In misslicher Lage
Es war Samstagmorgen, acht Uhr. Wir starteten gerade mit der wöchentlichen Fahrzeugreinigung und -kontrolle in der Wache Süd, als wir zu einem Rettungseinsatz in Langnau am Albis gerufen wurden. Das Einsatzstichwort lautete «eingeklemmte Person Personenwagen».
Text: Toby Merkli
Auf dem Einsatzschein hiess es, der Lenker sei von seinem eigenen Fahrzeug eingeklemmt worden. Langnau verfügt zwar über eine schlagkräftige Milizfeuerwehr, doch aufgrund der Meldung bot die Einsatzleitzentrale von SRZ zur Unterstützung automatisch die Berufsfeuerwehr als Stützpunktfeuerwehr auf — was sich später im Einsatz bewährte.
Da ich früher in diesem Gebiet als Forstwart tätig war, kenne ich die Örtlichkeit bestens. Ich konnte mir nicht vorstellen, wie man dort, mitten im Wald, einen Verkehrsunfall verursachen kann. Was wir vor Ort sahen, sprengte tatsächlich jedes Vorstellungsvermögen. Der Lenker eines Lieferwagens hatte Festmaterial zu einer Waldhütte transportiert, die etwas erhöht gelegen ist. Um zur Hütte zu gelangen, hatte er statt der vorgesehenen, leicht ansteigenden Zufahrt eine sehr steile und schmale Forststrasse benutzt. Vermutlich war das schwer beladene Fahrzeug mangels Bodenhaftung ins Rutschen geraten, von der Strasse abgekommen und seitlich in ein Bachtobel geglitten. Der Fahrer hatte noch versucht auszusteigen, denn das Fahrzeug war in Schräglage hängen geblieben, und die offene Fahrertür stützte das gesamte Gewicht auf einem Baumstrunk ab. Wir fanden den Lenker liegend zwischen Tür und Fahrzeug, den Arm unter dem Vorderrad eingeklemmt. All dies war am Vorabend geschehen. Erst gut zehn Stunden später war ein Biker auf das Fahrzeug und den Patienten in seiner misslichen Lage aufmerksam geworden und hatte umgehend die Rettungskräfte alarmiert.

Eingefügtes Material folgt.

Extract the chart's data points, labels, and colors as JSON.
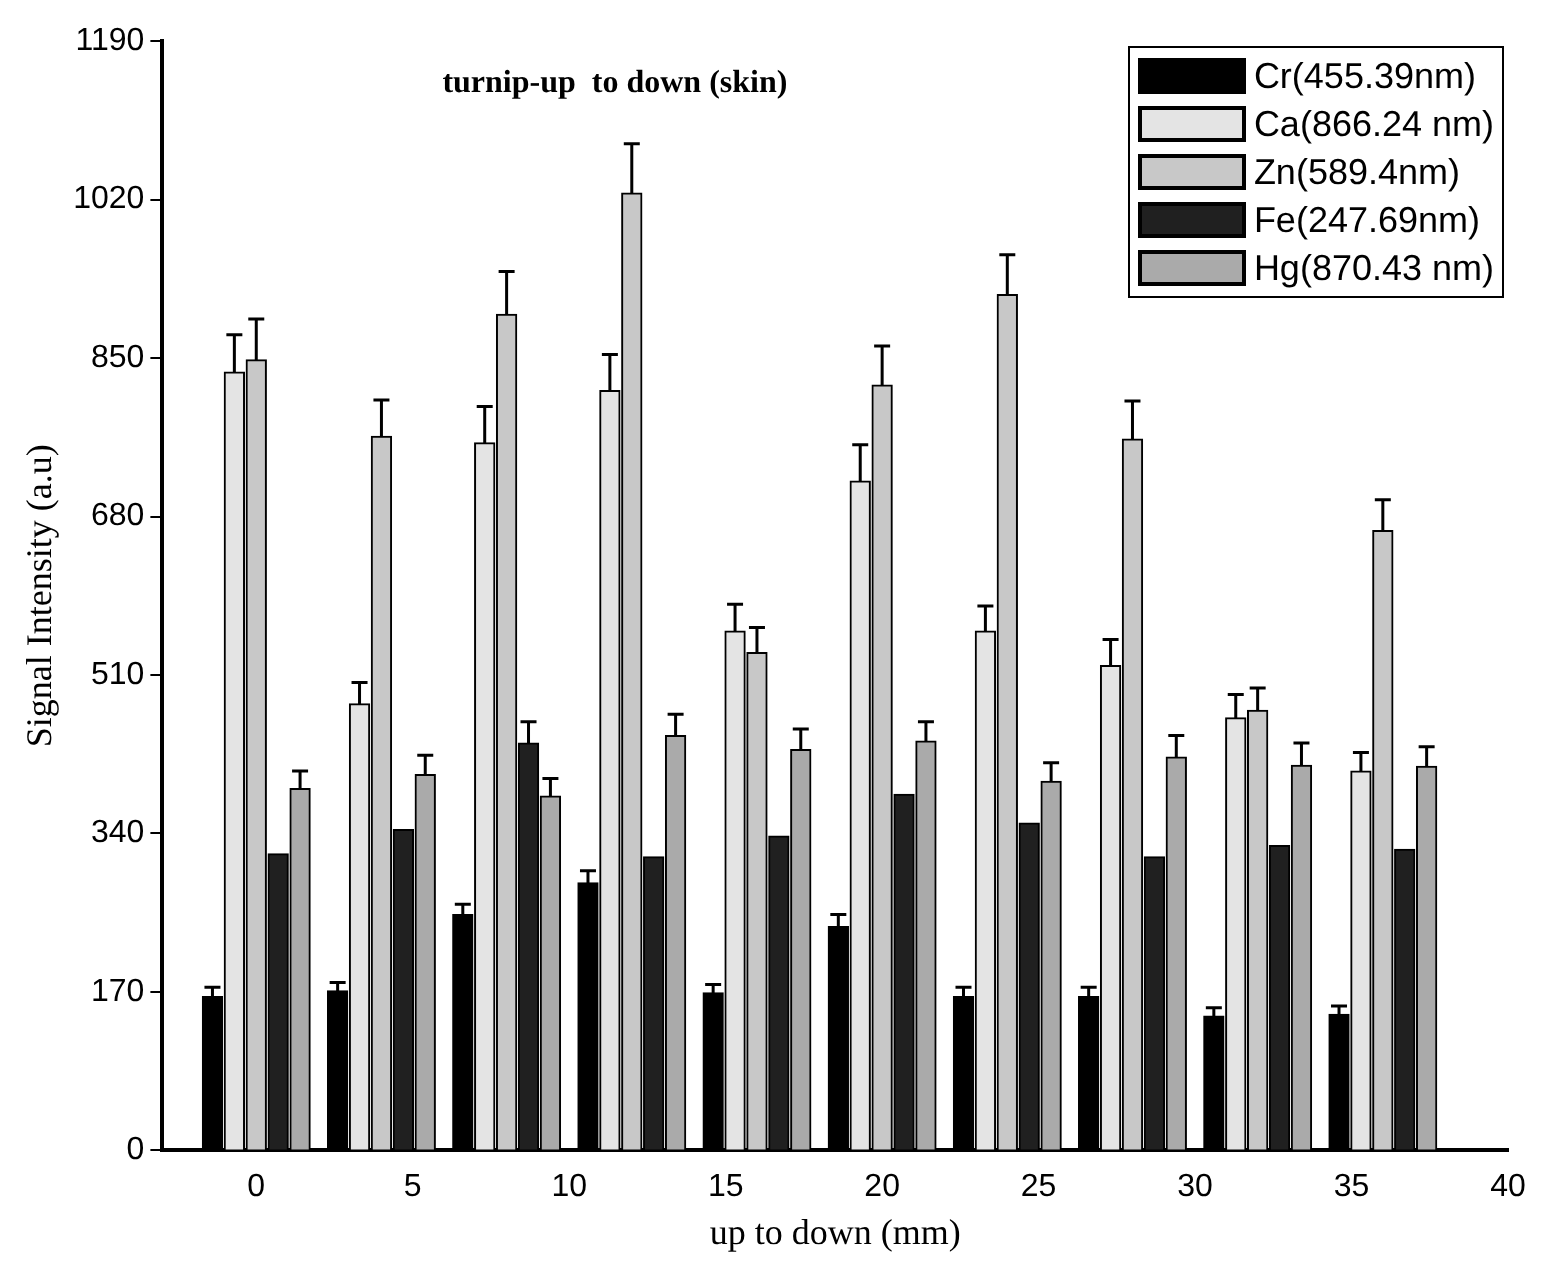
{
  "chart_data": {
    "type": "bar",
    "title": "turnip-up  to down (skin)",
    "xlabel": "up to down (mm)",
    "ylabel": "Signal Intensity (a.u)",
    "x": [
      0,
      4,
      8,
      12,
      16,
      20,
      24,
      28,
      32,
      36
    ],
    "xlim": [
      -3,
      40
    ],
    "xticks": [
      0,
      5,
      10,
      15,
      20,
      25,
      30,
      35,
      40
    ],
    "ylim": [
      0,
      1190
    ],
    "yticks": [
      0,
      170,
      340,
      510,
      680,
      850,
      1020,
      1190
    ],
    "grid": false,
    "legend": "top right",
    "series": [
      {
        "name": "Cr(455.39nm)",
        "color": "#000000",
        "values": [
          165,
          171,
          253,
          287,
          169,
          240,
          165,
          165,
          144,
          146
        ],
        "errors": [
          [
            165,
            175
          ],
          [
            171,
            180
          ],
          [
            253,
            264
          ],
          [
            287,
            300
          ],
          [
            169,
            178
          ],
          [
            240,
            253
          ],
          [
            165,
            175
          ],
          [
            165,
            175
          ],
          [
            144,
            153
          ],
          [
            146,
            155
          ]
        ]
      },
      {
        "name": "Ca(866.24 nm)",
        "color": "#e4e4e4",
        "values": [
          835,
          479,
          759,
          815,
          557,
          718,
          557,
          520,
          464,
          407
        ],
        "errors": [
          [
            835,
            875
          ],
          [
            479,
            502
          ],
          [
            759,
            798
          ],
          [
            815,
            854
          ],
          [
            557,
            586
          ],
          [
            718,
            757
          ],
          [
            557,
            584
          ],
          [
            520,
            548
          ],
          [
            464,
            489
          ],
          [
            407,
            427
          ]
        ]
      },
      {
        "name": "Zn(589.4nm)",
        "color": "#c8c8c8",
        "values": [
          848,
          766,
          897,
          1027,
          534,
          821,
          918,
          763,
          472,
          665
        ],
        "errors": [
          [
            848,
            892
          ],
          [
            766,
            805
          ],
          [
            897,
            943
          ],
          [
            1027,
            1080
          ],
          [
            534,
            561
          ],
          [
            821,
            863
          ],
          [
            918,
            961
          ],
          [
            763,
            804
          ],
          [
            472,
            496
          ],
          [
            665,
            698
          ]
        ]
      },
      {
        "name": "Fe(247.69nm)",
        "color": "#202020",
        "values": [
          318,
          344,
          437,
          315,
          337,
          382,
          351,
          315,
          327,
          323
        ],
        "errors": [
          null,
          null,
          [
            437,
            460
          ],
          null,
          null,
          null,
          null,
          null,
          null,
          null
        ]
      },
      {
        "name": "Hg(870.43 nm)",
        "color": "#aaaaaa",
        "values": [
          388,
          403,
          380,
          445,
          430,
          439,
          396,
          422,
          413,
          412
        ],
        "errors": [
          [
            388,
            407
          ],
          [
            403,
            424
          ],
          [
            380,
            399
          ],
          [
            445,
            468
          ],
          [
            430,
            452
          ],
          [
            439,
            460
          ],
          [
            396,
            416
          ],
          [
            422,
            445
          ],
          [
            413,
            437
          ],
          [
            412,
            433
          ]
        ]
      }
    ]
  }
}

Unser erstes Ziel galt der Sicherung des Fahrzeugs. Um ein weiteres Abrutschen oder Kippen zu verhindern, sicherten es die Kameraden der Feuerwehr Langnau am Albis mit drei Seilzügen. Zeitgleich bereiteten wir die komplizierte Bergung vor, und die Rettungssanitäterinnen begannen mit der Betreuung und Erstversorgung des Patienten. Wir hatten gehofft, den Bus mit der Hilfe von Seilzügen weit genug aufrichten zu können, um den Mann zu befreien. Es stellte sich jedoch heraus, dass die Tür durch die Bewegung des Fahrzeugs auf den Patienten drückte. Daher entschieden wir uns, sie mit einer mobilen Hydraulikschere zu entfernen. Dies schaffte viel Platz, war aber heikel, denn ohne die schützende Tür und ohne unsere Sicherung hätte sich der Wagen überschlagen. Nach dem Entfernen der Tür hoben wir den Wagen mit einem pneumatischen Hebekissen an und gruben den Arm des Patienten mit unseren Händen frei. In der Zwischenzeit baute die Feuerwehr Langnau am Albis mit einer Steckleiter eine improvisierte Brücke über den Bach, um den Patienten, der unterdessen auf dem Spineboard in einer Schleifkorbtrage lag, sicher zurück auf die Waldstrasse zu bringen. Von da ging es mit dem Rettungswagen zu einer nahe gelegenen Lichtung, wo ein Helikopter der Rega auf ihn wartete und ihn schnell ins Spital flog.
Der Lenker kam relativ glimpflich davon: Er war unterkühlt und erlitt mehrere kleinere Prellungen, Quetschungen und Frakturen. Dank der sehr guten Zusammenarbeit konnten wir den Verunfallten so, nachdem er endlich entdeckt worden war, ohne weitere Verzögerung aus seiner misslichen Lage befreien.